I have absolutely no regrets about my decision to enlist in the U.S. Army. Although such a career choice might not be right for everyone, I remember with great fondness and immense pride my time as a soldier. In addition, the benefits that came from my service have helped define who I am and how I got to this place in my life as a successful small businessman.
Sadly, not every veteran’s story has such a happy ending. Some veterans struggle to return to civilian life, with some veterans suffering quite a bit more than others. According to U.S. Housing and Urban Development statistics, nearly 40,000 veterans are homeless on any given night, a number that accounts for 11 percent of the adult homeless population. Joblessness and substance abuse also pervade the veterans’ community.
That’s why I am proud to employ veterans when I can. BLH currently employs three Air Force veterans, two retired Master Sergeants, and one Senior Airman and has employed numerous other veterans throughout our more than 10 years as a thriving company.
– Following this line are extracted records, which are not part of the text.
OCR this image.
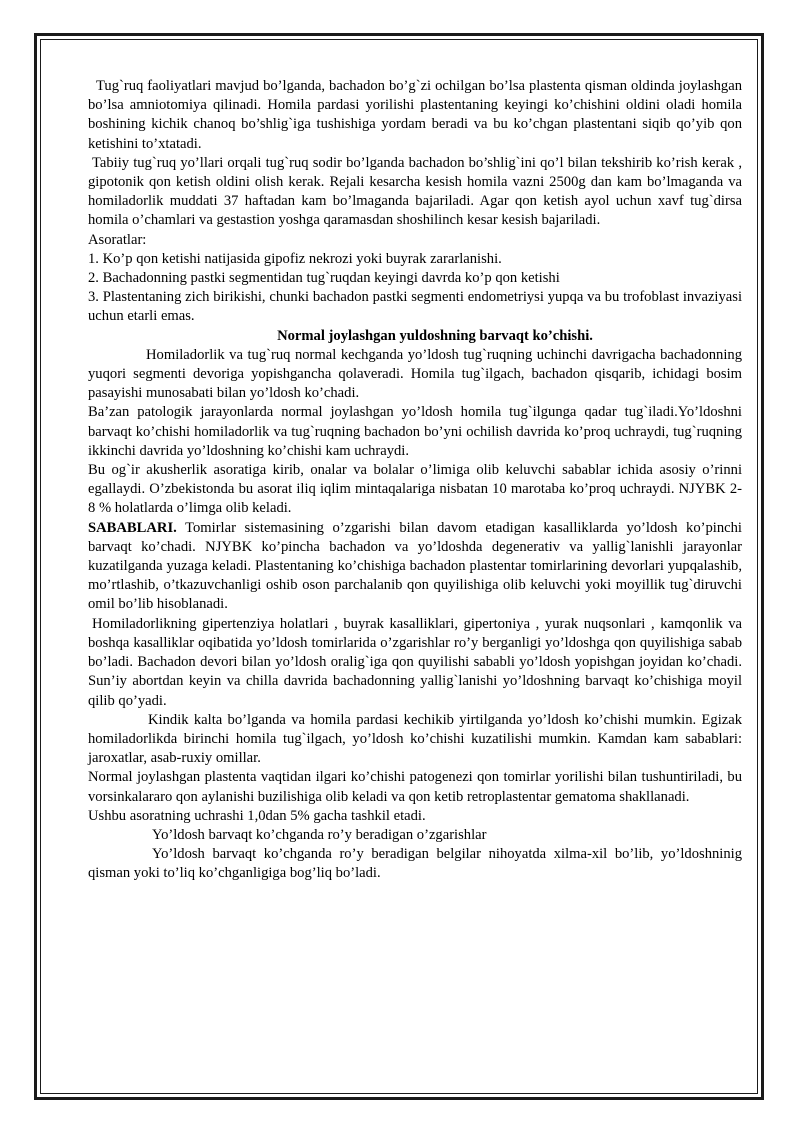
Tug`ruq faoliyatlari mavjud bo’lganda, bachadon bo’g`zi ochilgan bo’lsa plastenta qisman oldinda joylashgan bo’lsa amniotomiya qilinadi. Homila pardasi yorilishi plastentaning keyingi ko’chishini oldini oladi homila boshining kichik chanoq bo’shlig`iga tushishiga yordam beradi va bu ko’chgan plastentani siqib qo’yib qon ketishini to’xtatadi.

Tabiiy tug`ruq yo’llari orqali tug`ruq sodir bo’lganda bachadon bo’shlig`ini qo’l bilan tekshirib ko’rish kerak , gipotonik qon ketish oldini olish kerak. Rejali kesarcha kesish homila vazni 2500g dan kam bo’lmaganda va homiladorlik muddati 37 haftadan kam bo’lmaganda bajariladi. Agar qon ketish ayol uchun xavf tug`dirsa homila o’chamlari va gestastion yoshga qaramasdan shoshilinch kesar kesish bajariladi.

Asoratlar:

1. Ko’p qon ketishi natijasida gipofiz nekrozi yoki buyrak zararlanishi.

2. Bachadonning pastki segmentidan tug`ruqdan keyingi davrda ko’p qon ketishi

3. Plastentaning zich birikishi, chunki bachadon pastki segmenti endometriysi yupqa va bu trofoblast invaziyasi uchun etarli emas.

Normal joylashgan yuldoshning barvaqt ko’chishi.

Homiladorlik va tug`ruq normal kechganda yo’ldosh tug`ruqning uchinchi davrigacha bachadonning yuqori segmenti devoriga yopishgancha qolaveradi. Homila tug`ilgach, bachadon qisqarib, ichidagi bosim pasayishi munosabati bilan yo’ldosh ko’chadi.

Ba’zan patologik jarayonlarda normal joylashgan yo’ldosh homila tug`ilgunga qadar tug`iladi.Yo’ldoshni barvaqt ko’chishi homiladorlik va tug`ruqning bachadon bo’yni ochilish davrida ko’proq uchraydi, tug`ruqning ikkinchi davrida yo’ldoshning ko’chishi kam uchraydi.

Bu og`ir akusherlik asoratiga kirib, onalar va bolalar o’limiga olib keluvchi sabablar ichida asosiy o’rinni egallaydi. O’zbekistonda bu asorat iliq iqlim mintaqalariga nisbatan 10 marotaba ko’proq uchraydi. NJYBK 2-8 % holatlarda o’limga olib keladi.

SABABLARI. Tomirlar sistemasining o’zgarishi bilan davom etadigan kasalliklarda yo’ldosh ko’pinchi barvaqt ko’chadi. NJYBK ko’pincha bachadon va yo’ldoshda degenerativ va yallig`lanishli jarayonlar kuzatilganda yuzaga keladi. Plastentaning ko’chishiga bachadon plastentar tomirlarining devorlari yupqalashib, mo’rtlashib, o’tkazuvchanligi oshib oson parchalanib qon quyilishiga olib keluvchi yoki moyillik tug`diruvchi omil bo’lib hisoblanadi.

Homiladorlikning gipertenziya holatlari , buyrak kasalliklari, gipertoniya , yurak nuqsonlari , kamqonlik va boshqa kasalliklar oqibatida yo’ldosh tomirlarida o’zgarishlar ro’y berganligi yo’ldoshga qon quyilishiga sabab bo’ladi. Bachadon devori bilan yo’ldosh oralig`iga qon quyilishi sababli yo’ldosh yopishgan joyidan ko’chadi. Sun’iy abortdan keyin va chilla davrida bachadonning yallig`lanishi yo’ldoshning barvaqt ko’chishiga moyil qilib qo’yadi.

Kindik kalta bo’lganda va homila pardasi kechikib yirtilganda yo’ldosh ko’chishi mumkin. Egizak homiladorlikda birinchi homila tug`ilgach, yo’ldosh ko’chishi kuzatilishi mumkin. Kamdan kam sabablari: jaroxatlar, asab-ruxiy omillar.

Normal joylashgan plastenta vaqtidan ilgari ko’chishi patogenezi qon tomirlar yorilishi bilan tushuntiriladi, bu vorsinkalararo qon aylanishi buzilishiga olib keladi va qon ketib retroplastentar gematoma shakllanadi.

Ushbu asoratning uchrashi 1,0dan 5% gacha tashkil etadi.

Yo’ldosh barvaqt ko’chganda ro’y beradigan o’zgarishlar

Yo’ldosh barvaqt ko’chganda ro’y beradigan belgilar nihoyatda xilma-xil bo’lib, yo’ldoshninig qisman yoki to’liq ko’chganligiga bog’liq bo’ladi.
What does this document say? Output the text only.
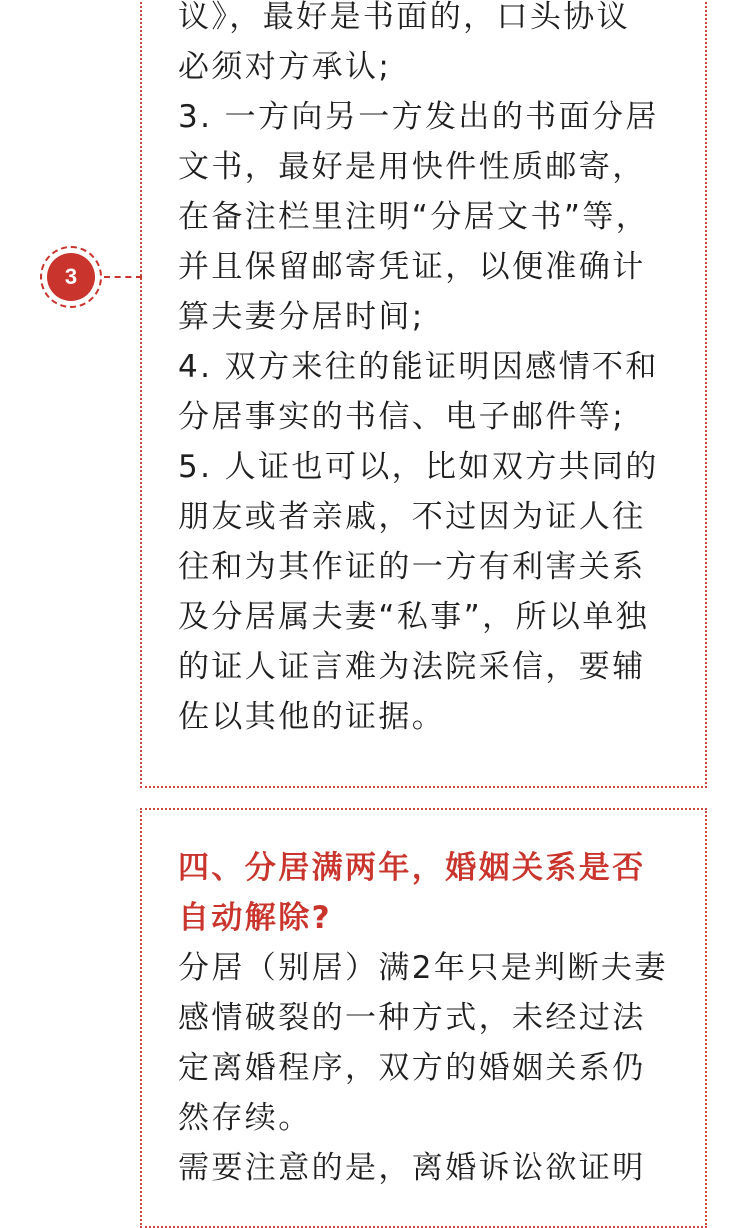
3
议》，最好是书面的，口头协议
必须对方承认;
3. 一方向另一方发出的书面分居
文书，最好是用快件性质邮寄，
在备注栏里注明“分居文书”等，
并且保留邮寄凭证，以便准确计
算夫妻分居时间;
4. 双方来往的能证明因感情不和
分居事实的书信、电子邮件等;
5. 人证也可以，比如双方共同的
朋友或者亲戚，不过因为证人往
往和为其作证的一方有利害关系
及分居属夫妻“私事”，所以单独
的证人证言难为法院采信，要辅
佐以其他的证据。
四、分居满两年，婚姻关系是否
自动解除?
分居（别居）满2年只是判断夫妻
感情破裂的一种方式，未经过法
定离婚程序，双方的婚姻关系仍
然存续。
需要注意的是，离婚诉讼欲证明
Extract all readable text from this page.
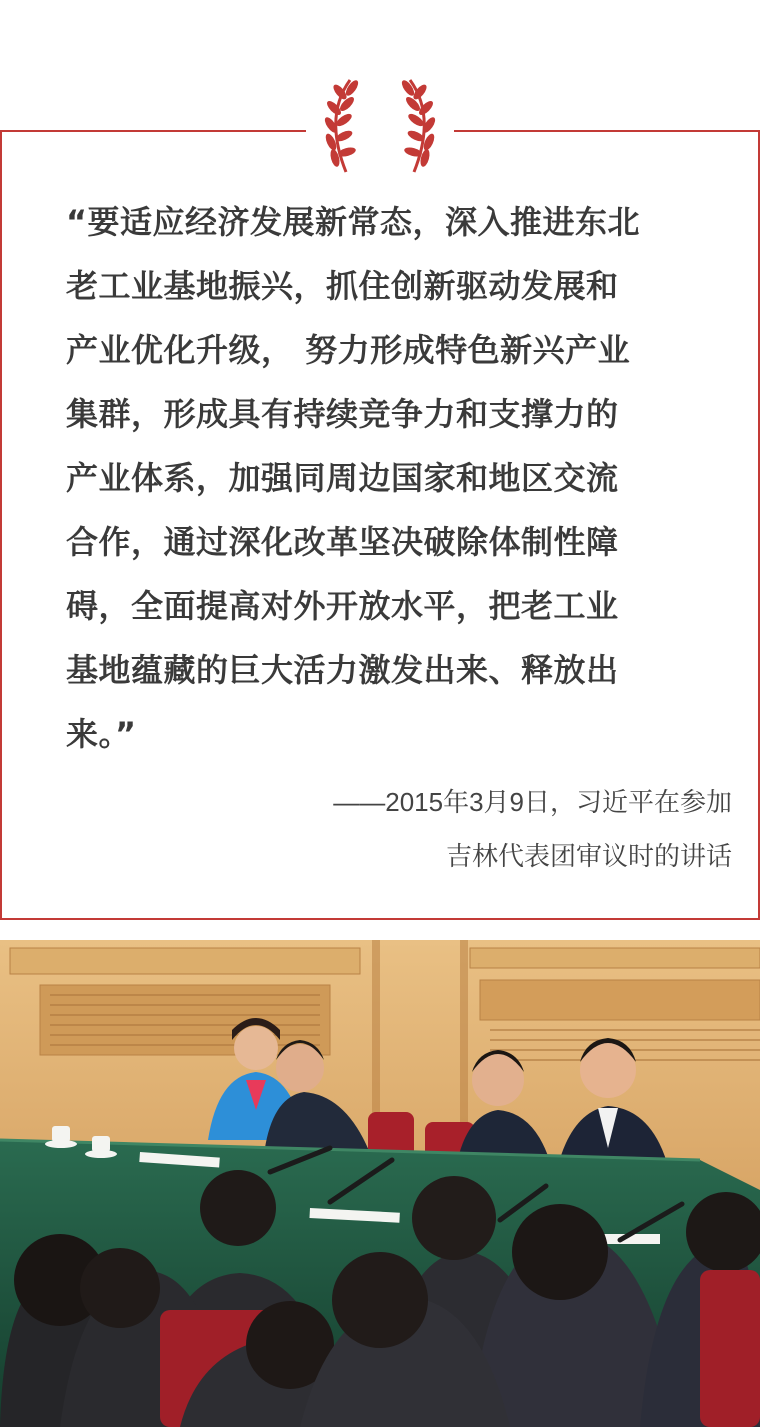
“要适应经济发展新常态，深入推进东北
老工业基地振兴，抓住创新驱动发展和
产业优化升级， 努力形成特色新兴产业
集群，形成具有持续竞争力和支撑力的
产业体系，加强同周边国家和地区交流
合作，通过深化改革坚决破除体制性障
碍，全面提高对外开放水平，把老工业
基地蕴藏的巨大活力激发出来、释放出
来。”
——2015年3月9日，习近平在参加
吉林代表团审议时的讲话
Together, our current veteran staff members have 50 years of military service and have served all over the world, including deployments in Saudi Arabia, Iraq, and Italy and duty assignments at bases in Europe, Asia, and the United States.
I’m also proud to personally support organizations that help veterans, such as the National Coalition for Homeless Veterans, and I encourage you to support such organizations in your local community not only this week but all year long.
On this Veterans Day, remember to thank those who have served this country as a member of our armed forces, support local and national veterans organizations in various ways, and join me in remembering those who lost their lives for our freedom.